I know I’m more than my fertility. I know becoming a parent doesn’t magically bring fulfillment to a life that has none, and my life has plenty. I’m a writer, a musician, a gamer, a costumer, a marathoner
on Netflix, an epic consumer of geeky and girly pop culture, a personal assistant to my pets, and a daughter, sister, and aunt whose family is a huge part of my life. I want to keep being all of those things for as long as I can, and there’s nothing on that list that I want to give up in exchange for parenthood.
Am I really a retrogressive cliche if I want to add “a parent” to that list, though? If I look at my friends who are expecting their third baby and experience complicated feelings ranging from frustration to relief about the fact that it’ll never happen for me, at least not the way it happened for them? If telling someone I’m in love with that I can never make a baby with them isn’t something I’m looking forward to? If, even though I’m in no position to become a parent right now, the idea of being just Aunt Amethyst forever isn’t enough for me, and that someday I want to be Mom? If I kind of hate the fact that I’m in no position to become a parent right now?
And then there’s a weird aspect to all of this that is so complicated that I’ve already deleted and restarted this paragraph five times. Aside from the issue of whether or not I can reproduce, there’s just something, well, weird about the idea of cutting out sex organs when you were lucky enough to be born with the ones that match your gender identity. Intellectually, I know ovaries or uteri don’t make the woman. Some women were born without either one, and I don’t believe for a second that they’re less female than women who were born with both.
But sometimes there’s a significant gap between what the conscious mind knows and what the subconscious mind fears.
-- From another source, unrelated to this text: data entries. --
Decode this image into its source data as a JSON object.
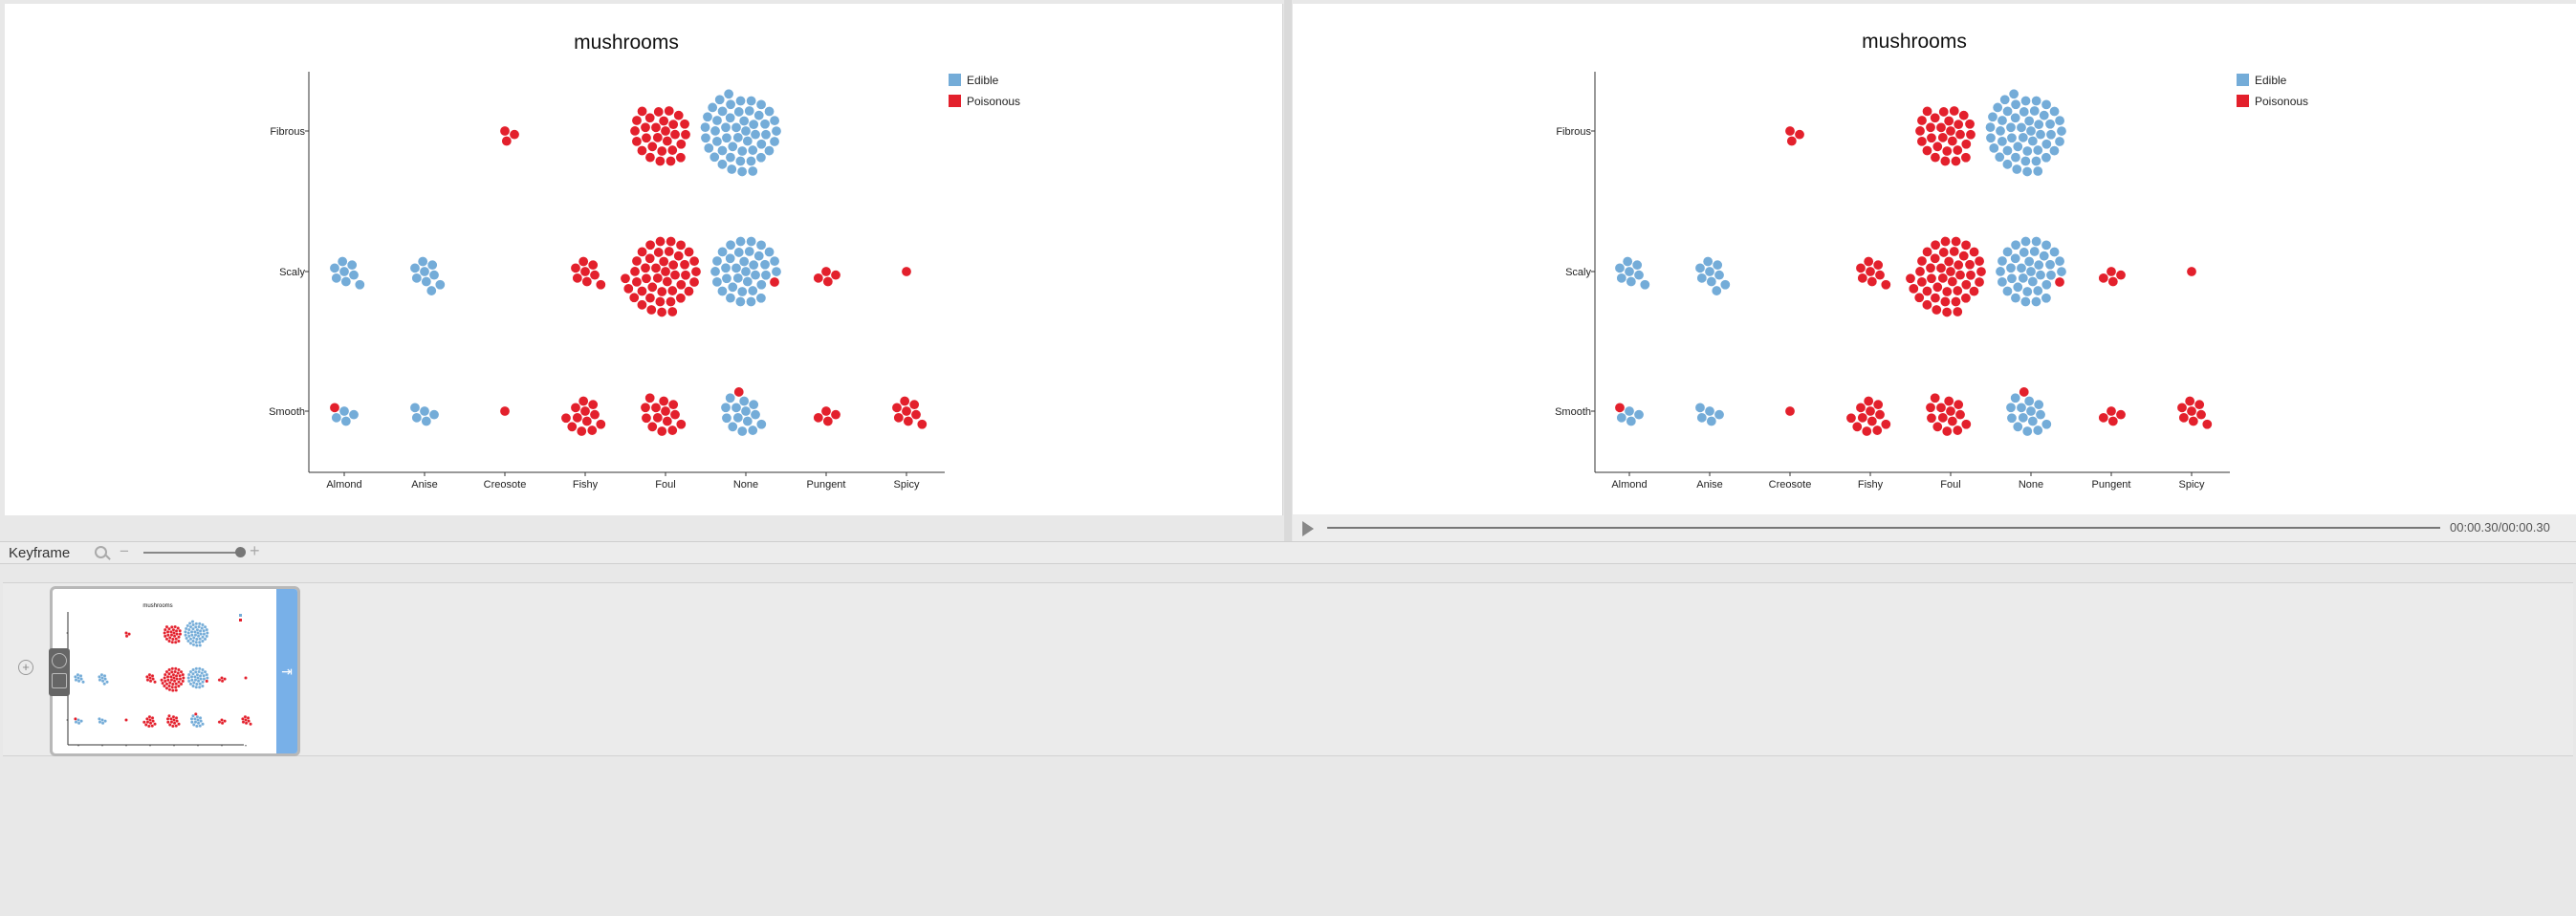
{
  "chart_data": {
    "type": "scatter",
    "subtype": "beeswarm",
    "title": "mushrooms",
    "xlabel": "",
    "ylabel": "",
    "categories": [
      "Almond",
      "Anise",
      "Creosote",
      "Fishy",
      "Foul",
      "None",
      "Pungent",
      "Spicy"
    ],
    "rows": [
      "Fibrous",
      "Scaly",
      "Smooth"
    ],
    "legend": {
      "position": "top-right",
      "entries": [
        {
          "name": "Edible",
          "color": "#74acd8"
        },
        {
          "name": "Poisonous",
          "color": "#e3202c"
        }
      ]
    },
    "grid": false,
    "series": [
      {
        "name": "Edible",
        "color": "#74acd8",
        "counts": {
          "Fibrous": [
            0,
            0,
            0,
            0,
            0,
            49,
            0,
            0
          ],
          "Scaly": [
            8,
            9,
            0,
            0,
            0,
            35,
            0,
            0
          ],
          "Smooth": [
            4,
            5,
            0,
            0,
            0,
            14,
            0,
            0
          ]
        }
      },
      {
        "name": "Poisonous",
        "color": "#e3202c",
        "counts": {
          "Fibrous": [
            0,
            0,
            3,
            0,
            28,
            0,
            0,
            0
          ],
          "Scaly": [
            0,
            0,
            0,
            8,
            44,
            1,
            4,
            1
          ],
          "Smooth": [
            1,
            0,
            1,
            12,
            14,
            1,
            4,
            8
          ]
        }
      }
    ]
  },
  "preview_player": {
    "time": "00:00.30/00:00.30",
    "progress": 1.0
  },
  "keyframe_toolbar": {
    "label": "Keyframe",
    "zoom_out_label": "−",
    "zoom_in_label": "+",
    "zoom_level": 0.92
  },
  "timeline": {
    "add_label": "+",
    "keyframe_handle_label": "⇥"
  }
}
While I was recovering from my hysterectomy, I had a recurring nightmare about growing testicles. I realize how privileged I am in that it was a nightmare I could easily wake up from. But it wasn’t very reassuring when I was Googling stories about younger women who’d had a hysterectomy and only found stories from transgender men. (Side note – guys, keep telling your stories! I’m definitely not saying they’re a problem just because they weren’t relevant to one cis lady.) I remember one delirious, pain-med-fueled moment where I was clutching my spayed dog crying “YOU’RE THE ONLY ONE WHO UNDERSTANDS ME!!!” And she was like, You gonna eat that cereal?
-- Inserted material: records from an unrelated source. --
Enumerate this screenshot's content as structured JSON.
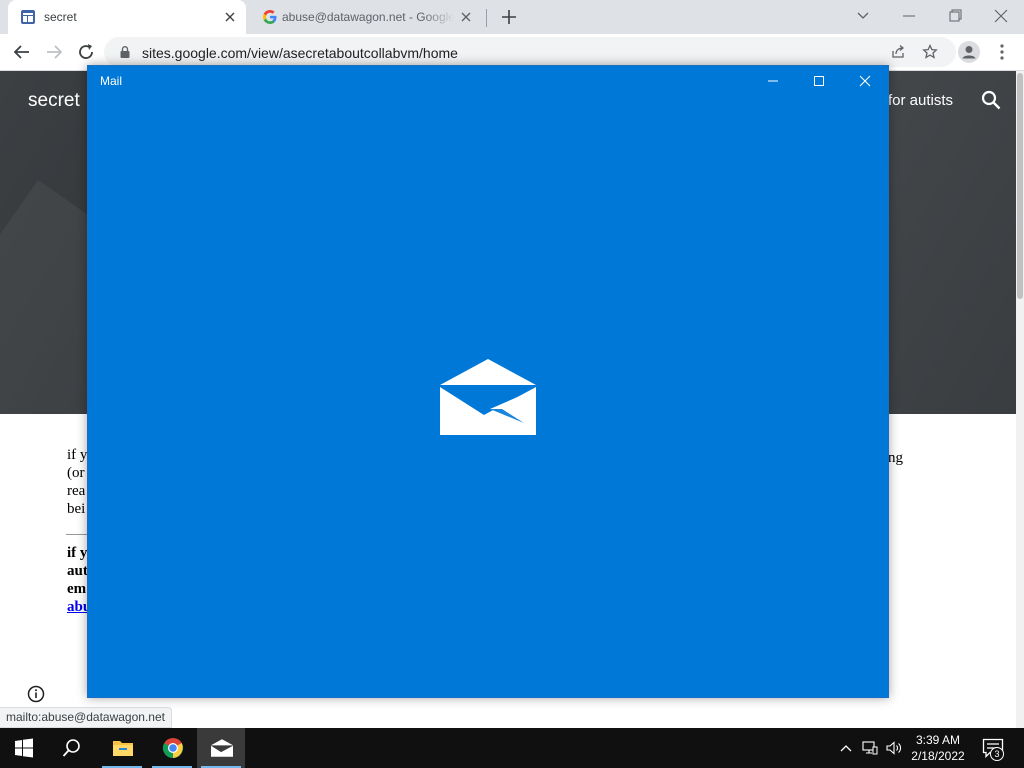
{
  "browser": {
    "tabs": [
      {
        "title": "secret",
        "active": true,
        "favicon": "google-sites-icon"
      },
      {
        "title": "abuse@datawagon.net - Google",
        "active": false,
        "favicon": "google-g-icon"
      }
    ],
    "address_bar": {
      "url": "sites.google.com/view/asecretaboutcollabvm/home"
    },
    "status_link": "mailto:abuse@datawagon.net"
  },
  "site": {
    "title": "secret",
    "nav_item": "for autists",
    "paragraph_fragments": [
      "if y",
      "(or",
      "rea",
      "bei"
    ],
    "bold_fragments": [
      "if y",
      "aut",
      "em"
    ],
    "link_fragment": "abu",
    "trailing_fragment": "ng"
  },
  "mail_window": {
    "title": "Mail",
    "background": "#0078d7",
    "splash_icon": "mail-envelope-icon"
  },
  "taskbar": {
    "pinned": [
      "start-icon",
      "search-icon",
      "file-explorer-icon",
      "chrome-icon",
      "mail-icon"
    ],
    "clock": {
      "time": "3:39 AM",
      "date": "2/18/2022"
    },
    "notification_count": "3"
  }
}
I feel like this is where I’m supposed to put some succinct summary, but the whole point is that there isn’t one. I stand by my choice and would make it again. Sometimes I resent my body for forcing me to make it. Sometimes I hear my friends talking about their periods, and I’m overcome with relief that I’ll never experience another one. Other times I see pictures of their babies on Facebook and go play Tori Amos’ “Spark” on a loop. Then I hear stories about poop and vomit and chapped, bleeding nipples, and I’m like, “Nah, I’m good.” I see women with unplanned babies that were a struggle, but ended up being one of the best parts of their lives, and I feel a little wistful about the knowledge that that kind of surprise isn’t an option for me. Then I see other women who dearly love their surprise baby but whose lives have yet to fully recover from an extra burden that they truly didn’t have the resources to deal with, and I say a million prayers of thanks that it’ll never happen to me.
I don’t think any of this makes me a monster. But don’t tell me it makes me an antifeminist cliche.